Car notez, que c’est viande celeste, manger a desjuner des raisins avec la fouace fraiche, mesmement des pineaulx, des fiers, des muscadeaulx, de la bicane, & des foyrars pour ceulx, qui sont constipés du ventre. Car ilz les font aller long comme ung vouge : & souvent cuidants peter ilz se conchient, dont sont nommés les cuideurs de vendanges.
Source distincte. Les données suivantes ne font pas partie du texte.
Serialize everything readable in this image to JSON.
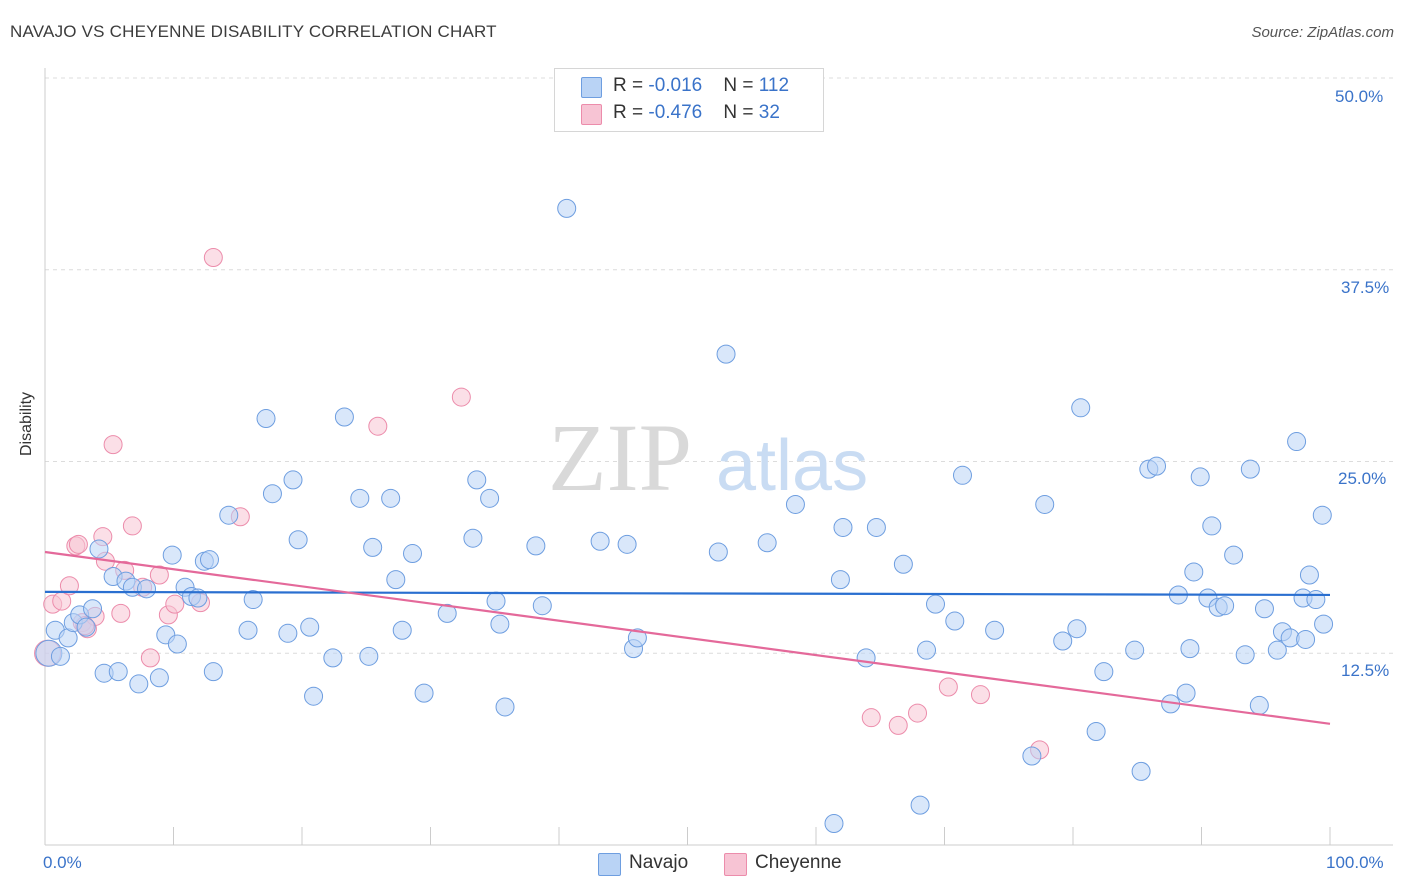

A leur requeste ne furent aulcunement enclinés les fouaciers, mais (qui pis est) les oultragearent grandement en les appelant, Trop diteulx, Breschedens, Plaisans rousseaulx, Galliers, Chienlictz, Limessourdes, Faictneans, Friandeaulx, Bustarins, Talvassiers, Riennevaulx, Rustres, Challans, Hapelopins, Trainneguainnes, gentilz Flocquetz, Copieux, Landores, Malotruz, Dendins, Baugears, Tezez, Gaubredgeux, Gogueluz, Claquedens, Boyers detrons, Bergiers de merde : & aultres telz epithetes diffamatoires, adjoustants, que point à eulx n’appartinoit manger de ces belles fouaces : mais qu’ilz se debvoient contenter de gros pain balló & de tourte.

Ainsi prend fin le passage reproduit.